Most galaxies can be considered as system of two components (bulge & disc) with contrasting properties, origins and formation histories. Separating these components and examining their properties individually provides a more complete picture of galaxy evolution. Performing such a decomposition is challenging, particularly in large surveys, where an automated method is essential. Current solutions use just one image (wasting available data), at a single wavelength, to determine a galaxy”s structural parameters, while modern surveys produce imaging in many near-UV to near-IR bands. Utilising all available data enables us to successfully separate the galaxy components, thanks to their different colour, and is essential to building a complete picture of the assembly histories of galaxies.
I will describe the multi-wavelength approach that MegaMorph takes for this challenge, and will demonstrate that it enables more accurate, robust and physically meaningful multi-wavelength measurements of galaxy structural components, essential for reliably studying the physical properties (stellar mass and age) of spheroids and disks.
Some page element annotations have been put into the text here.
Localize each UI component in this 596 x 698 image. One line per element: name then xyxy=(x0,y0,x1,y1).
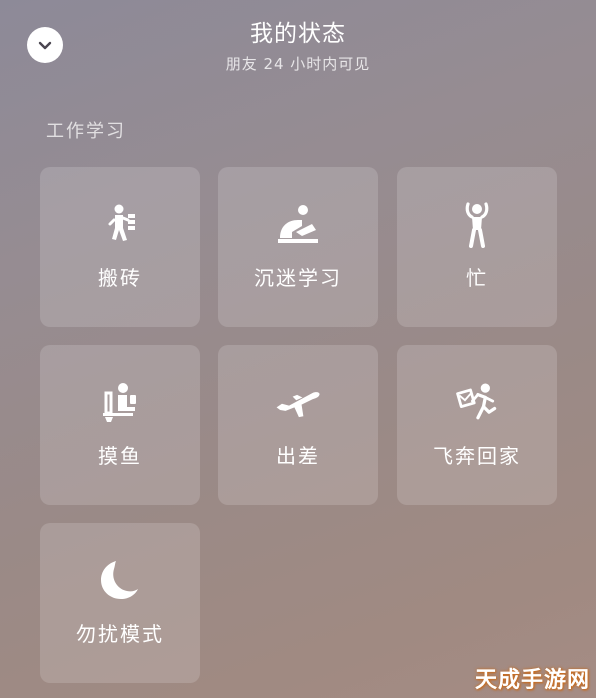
page-title: 我的状态 xyxy=(250,21,346,47)
status-label: 忙 xyxy=(466,266,488,290)
status-label: 出差 xyxy=(276,444,320,468)
busy-person-icon xyxy=(452,199,502,249)
status-tile-carrying-bricks[interactable]: 搬砖 xyxy=(40,167,200,327)
slacking-icon xyxy=(95,377,145,427)
status-label: 勿扰模式 xyxy=(76,622,164,646)
section-title-work-study: 工作学习 xyxy=(46,121,126,142)
status-label: 摸鱼 xyxy=(98,444,142,468)
status-tile-studying[interactable]: 沉迷学习 xyxy=(218,167,378,327)
status-label: 飞奔回家 xyxy=(433,444,521,468)
airplane-icon xyxy=(273,377,323,427)
status-label: 沉迷学习 xyxy=(254,266,342,290)
status-tile-running-home[interactable]: 飞奔回家 xyxy=(397,345,557,505)
status-tile-business-trip[interactable]: 出差 xyxy=(218,345,378,505)
visibility-note: 朋友 24 小时内可见 xyxy=(225,55,371,73)
studying-icon xyxy=(273,199,323,249)
status-tile-do-not-disturb[interactable]: 勿扰模式 xyxy=(40,523,200,683)
status-tile-slacking[interactable]: 摸鱼 xyxy=(40,345,200,505)
carrying-bricks-icon xyxy=(95,199,145,249)
status-tile-busy[interactable]: 忙 xyxy=(397,167,557,327)
watermark: 天成手游网 xyxy=(474,668,590,693)
moon-icon xyxy=(95,555,145,605)
running-home-icon xyxy=(452,377,502,427)
status-label: 搬砖 xyxy=(98,266,142,290)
Using galaxies from the GAMA survey, I will show how galaxy structural parameters, such as half-light radius and Sérsic index, vary from near-UV to near-IR wavelengths. This provides an alternative way of quantifying colour gradients and studying the relationships between the internal structure of galaxies and their stellar populations.
I will further show how bulge-disc decompositions help us to understand the wavelength-dependence of galaxy profiles and the relationships between structure, star-formation history and dust extinction. I will also investigate the distributions of bulge and disc colours for a volume-limited sample of low-redshift galaxies.